Selon le chef de mission de l'OIM en Somalie, Franz Celestin, un financement adéquat pour soutenir les migrants aurait pu éviter des situations comme celle de Yasmine.
« Nous aurions pu faire en sorte que quelqu'un l'accompagne pendant le voyage de retour pour s'assurer qu'elle ait accès à l'assistance dont elle avait besoin après un événement aussi traumatisant ».
L'OIM travaille avec les autorités locales de la Corne de l'Afrique pour renforcer les mécanismes de lutte contre la traite et les campagnes de sensibilisation afin de rendre la migration plus sûre dans la région. Mais le financement de ces activités est limité.
Malgré les dangers de la Route de l'Est, de nombreux migrants parviennent à atteindre le Yémen, et certains parviennent à rejoindre le Royaume d'Arabie saoudite. Leur situation reste cependant désastreuse.
L'OIM estime à 43 000 le nombre de migrants piégés au Yémen, vivant dans des conditions précaires et exposés au risque d'être pris dans le conflit en cours.

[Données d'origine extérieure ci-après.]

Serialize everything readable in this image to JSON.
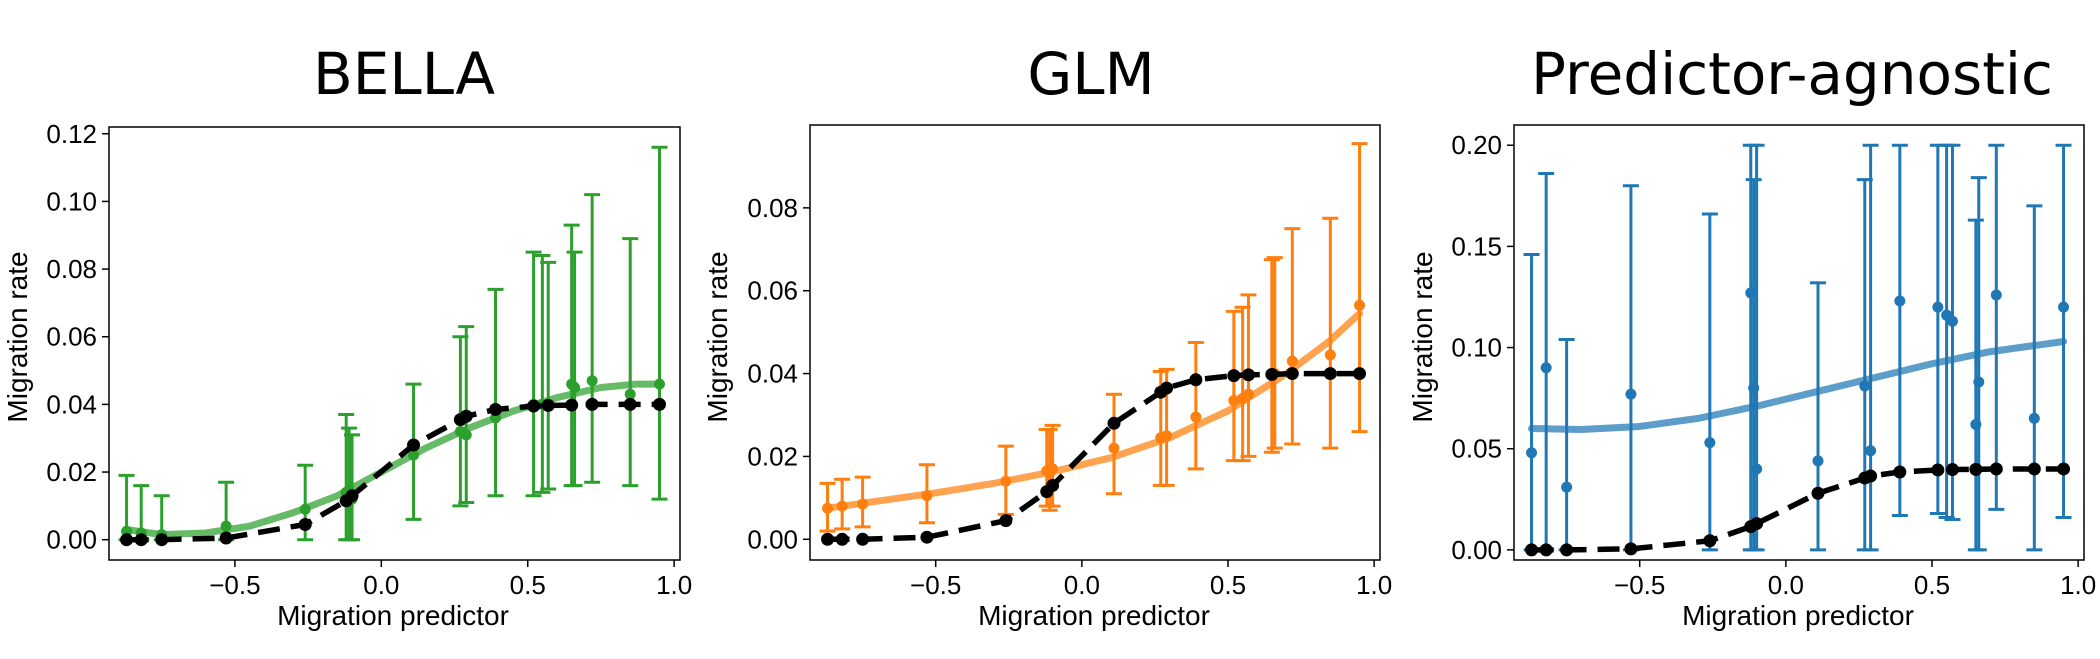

L'OIM joue un rôle clé dans le soutien aux migrants qui ont besoin d'un rapatriement sûr et volontaire par le biais de vols charters et de transports terrestres. L'Organisation a également mis en place des initiatives de réintégration qui aident ceux qui rentrent à reprendre leur vie en main dans la dignité.
« Les migrants qui sont rentrés chez eux grâce à notre programme ont bénéficié d'une formation professionnelle, de cours d'éducation, de bourses et d'un soutien médical », explique Franz Celestin, qui souligne également comment ces initiatives s'attaquent aux causes profondes de la migration irrégulière en offrant des alternatives aux personnes. « Si les gens avaient des opportunités, ils ne risqueraient pas leur vie et les trafiquants ne pourraient pas profiter d'eux ».
Depuis début 2022, l'OIM a aidé plus de 5 700 migrants bloqués et victimes de traite à rentrer en toute sécurité dans leur pays d'origine depuis le Yémen. Environ 300 000 migrants vulnérables ont également bénéficié d'une aide humanitaire au Yémen, en Somalie et à Djibouti. À ce jour, en 2023, l'OIM a aidé 5 631 migrants, dont 5 572 Ethiopiens, à rentrer chez eux à bord de vols de retour humanitaire volontaire.
L'OIM lance aujourd'hui un appel de 58,5 millions de dollars par le biais du Plan régional de réponse aux migrations (MRP) pour la Corne de l’Afrique et le Yémen afin de poursuivre ce soutien vital dans la région.
Texte de Claudia Rosel.
Tous les témoignages ont été recueillis entre août 2022 et juin 2023.